Saturday, October 21, 2006

Langston Hughes panel

nancy, nedra, and tanyikaNedra Bickham moderated the panel on Langston Hughes' translations, introducing the poet with a recording of "Weary Blues", a brief overview of Hughes' life, and a quote from Edna St. Vincent Millay about poets as translators vs. another quote from Ruben Dario about non-poets translating poetry.

Nancy Festinger talked about Hughes and Nicolas Guillen, blowing me away with her fiesty trash-talking reading of "Búcate plata", one of the first poems in Afro-Cuban dialect ever published. We talked about how that poem might be translated differently today, and Nancy pointed out particularly that "mi negro" was a general endearment, like saying honey, baby, or sweetie; not really a racial epithet. I enjoyed the poem "Llegada" very much; Nancy provided Hughes' translation and one by Roberto Marquez and David Arthur MacMurray.

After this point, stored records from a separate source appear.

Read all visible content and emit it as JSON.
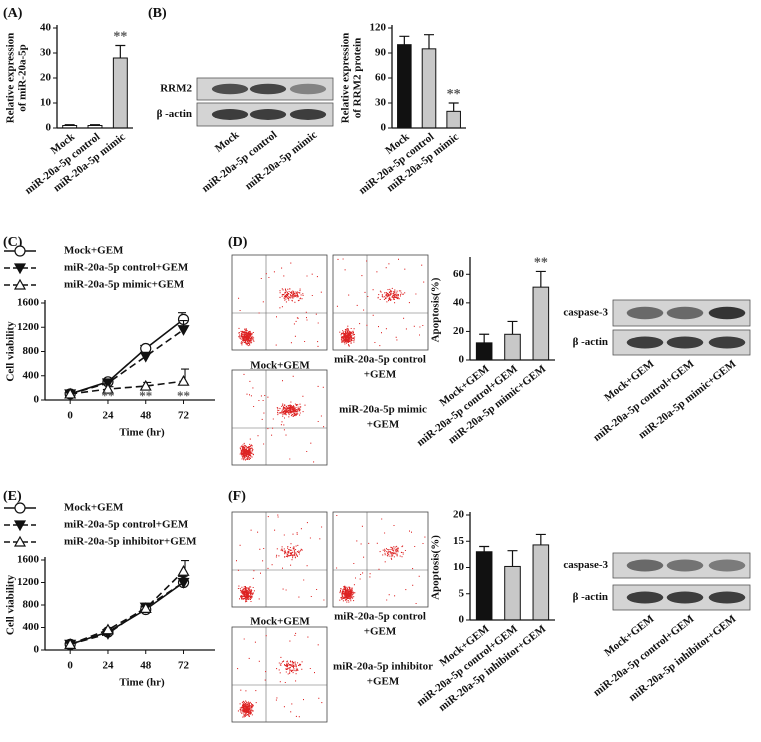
{
  "figure": {
    "panels": [
      "(A)",
      "(B)",
      "(C)",
      "(D)",
      "(E)",
      "(F)"
    ],
    "blot_b": {
      "rows": [
        "RRM2",
        "β -actin"
      ],
      "lanes": [
        "Mock",
        "miR-20a-5p control",
        "miR-20a-5p mimic"
      ]
    },
    "blot_d": {
      "rows": [
        "caspase-3",
        "β -actin"
      ],
      "lanes": [
        "Mock+GEM",
        "miR-20a-5p control+GEM",
        "miR-20a-5p mimic+GEM"
      ]
    },
    "blot_f": {
      "rows": [
        "caspase-3",
        "β -actin"
      ],
      "lanes": [
        "Mock+GEM",
        "miR-20a-5p control+GEM",
        "miR-20a-5p inhibitor+GEM"
      ]
    },
    "flow_d": [
      [
        "Mock+GEM"
      ],
      [
        "miR-20a-5p control",
        "+GEM"
      ],
      [
        "miR-20a-5p mimic",
        "+GEM"
      ]
    ],
    "flow_f": [
      [
        "Mock+GEM"
      ],
      [
        "miR-20a-5p control",
        "+GEM"
      ],
      [
        "miR-20a-5p inhibitor",
        "+GEM"
      ]
    ]
  },
  "chart_data": [
    {
      "type": "bar",
      "ylabel": [
        "Relative expression",
        "of miR-20a-5p"
      ],
      "categories": [
        "Mock",
        "miR-20a-5p control",
        "miR-20a-5p mimic"
      ],
      "values": [
        1,
        1,
        28
      ],
      "errors": [
        0.3,
        0.3,
        5
      ],
      "colors": [
        "#ffffff",
        "#ffffff",
        "#c8c8c8"
      ],
      "ylim": [
        0,
        40
      ],
      "yticks": [
        0,
        10,
        20,
        30,
        40
      ],
      "annotations": [
        {
          "category": "miR-20a-5p mimic",
          "text": "**"
        }
      ]
    },
    {
      "type": "bar",
      "ylabel": [
        "Relative expression",
        "of RRM2 protein"
      ],
      "categories": [
        "Mock",
        "miR-20a-5p control",
        "miR-20a-5p mimic"
      ],
      "values": [
        100,
        95,
        20
      ],
      "errors": [
        10,
        17,
        10
      ],
      "colors": [
        "#111111",
        "#c8c8c8",
        "#c8c8c8"
      ],
      "ylim": [
        0,
        120
      ],
      "yticks": [
        0,
        30,
        60,
        90,
        120
      ],
      "annotations": [
        {
          "category": "miR-20a-5p mimic",
          "text": "**"
        }
      ]
    },
    {
      "type": "line",
      "ylabel": [
        "Cell viability"
      ],
      "xlabel": "Time (hr)",
      "x": [
        0,
        24,
        48,
        72
      ],
      "xlim": [
        -16,
        92
      ],
      "xticks": [
        0,
        24,
        48,
        72
      ],
      "ylim": [
        0,
        1600
      ],
      "yticks": [
        0,
        400,
        800,
        1200,
        1600
      ],
      "series": [
        {
          "name": "Mock+GEM",
          "marker": "circle",
          "dashed": false,
          "values": [
            100,
            300,
            850,
            1330
          ],
          "errors": [
            20,
            40,
            50,
            110
          ]
        },
        {
          "name": "miR-20a-5p control+GEM",
          "marker": "down",
          "dashed": true,
          "values": [
            100,
            280,
            720,
            1160
          ],
          "errors": [
            20,
            40,
            60,
            150
          ]
        },
        {
          "name": "miR-20a-5p mimic+GEM",
          "marker": "up",
          "dashed": true,
          "values": [
            100,
            180,
            230,
            310
          ],
          "errors": [
            20,
            40,
            60,
            200
          ]
        }
      ],
      "annotations": [
        {
          "x": 24,
          "text": "**"
        },
        {
          "x": 48,
          "text": "**"
        },
        {
          "x": 72,
          "text": "**"
        }
      ]
    },
    {
      "type": "bar",
      "ylabel": [
        "Apoptosis(%)"
      ],
      "categories": [
        "Mock+GEM",
        "miR-20a-5p control+GEM",
        "miR-20a-5p mimic+GEM"
      ],
      "values": [
        12,
        18,
        51
      ],
      "errors": [
        6,
        9,
        11
      ],
      "colors": [
        "#111111",
        "#c8c8c8",
        "#c8c8c8"
      ],
      "ylim": [
        0,
        70
      ],
      "yticks": [
        0,
        20,
        40,
        60
      ],
      "annotations": [
        {
          "category": "miR-20a-5p mimic+GEM",
          "text": "**"
        }
      ]
    },
    {
      "type": "line",
      "ylabel": [
        "Cell viability"
      ],
      "xlabel": "Time (hr)",
      "x": [
        0,
        24,
        48,
        72
      ],
      "xlim": [
        -16,
        92
      ],
      "xticks": [
        0,
        24,
        48,
        72
      ],
      "ylim": [
        0,
        1600
      ],
      "yticks": [
        0,
        400,
        800,
        1200,
        1600
      ],
      "series": [
        {
          "name": "Mock+GEM",
          "marker": "circle",
          "dashed": false,
          "values": [
            100,
            320,
            720,
            1200
          ],
          "errors": [
            20,
            30,
            60,
            110
          ]
        },
        {
          "name": "miR-20a-5p control+GEM",
          "marker": "down",
          "dashed": true,
          "values": [
            100,
            290,
            760,
            1200
          ],
          "errors": [
            20,
            30,
            70,
            110
          ]
        },
        {
          "name": "miR-20a-5p inhibitor+GEM",
          "marker": "up",
          "dashed": true,
          "values": [
            100,
            360,
            740,
            1400
          ],
          "errors": [
            20,
            40,
            70,
            190
          ]
        }
      ],
      "annotations": []
    },
    {
      "type": "bar",
      "ylabel": [
        "Apoptosis(%)"
      ],
      "categories": [
        "Mock+GEM",
        "miR-20a-5p control+GEM",
        "miR-20a-5p inhibitor+GEM"
      ],
      "values": [
        13,
        10.2,
        14.3
      ],
      "errors": [
        1,
        3,
        2
      ],
      "colors": [
        "#111111",
        "#c8c8c8",
        "#c8c8c8"
      ],
      "ylim": [
        0,
        20
      ],
      "yticks": [
        0,
        5,
        10,
        15,
        20
      ],
      "annotations": []
    }
  ]
}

Tanyika Carey also quoted Millay more extensively, poetry translation being "as complicated as blood transfusion". She talked about the difference between the Pan-Africanism and negritude movements, and then gave us a fascinating glimpse of Haitian poets Jean-Joseph Rabéarivelo and Jacques Roumain , and Hughes' relationships with them & translations of their work, along with a poem to Hughes by Roumain.

I talked about Hughes' translations of Gabriela Mistral, and how his translations and interpretations were gendered; positioning Mistral as a populist everywoman, as "essentially feminine" or as a cosmic mother singing a simple lullaby. The Nobel at the close of WWII; construction of the myth of the earth mother healing the world's wounds. Hughes extending his own populist project to gender, that what he felt was essentially woman-like should be heard. Critics praised the ways Hughes made Mistral's poetry "sound like a woman's work". Mistral was deeply engaged with Latin American and European intellectual/aesthetic/poetic currents - for example, in dialogue with modernismo. Then I gave a specific example of the short poem "Rocío", reading the Spanish, a very bad translation by someone named Cristopher, Hughes' beautiful and poetic translation, but then I critiqued Hughes' reading of the "dew" and miracle as an infant son - not, as in my reading, of breast milk itself. This as an example of ways that gender-influenced mistranslations can influence the interestingness of poems and subsequent canonization or relative erasure of a writer's work. (I mentioned Mistral's dismaying and complicated racism, but didn't elaborate. If anyone is interested in this, look at her letters and essays after her adopted son killed himself.)

It was a lively panel that put out a ton of information and ideas. I had fun with it and enjoyed the opportunity to learn about Langston Hughes over the last few months of preparation with my fellow panelists.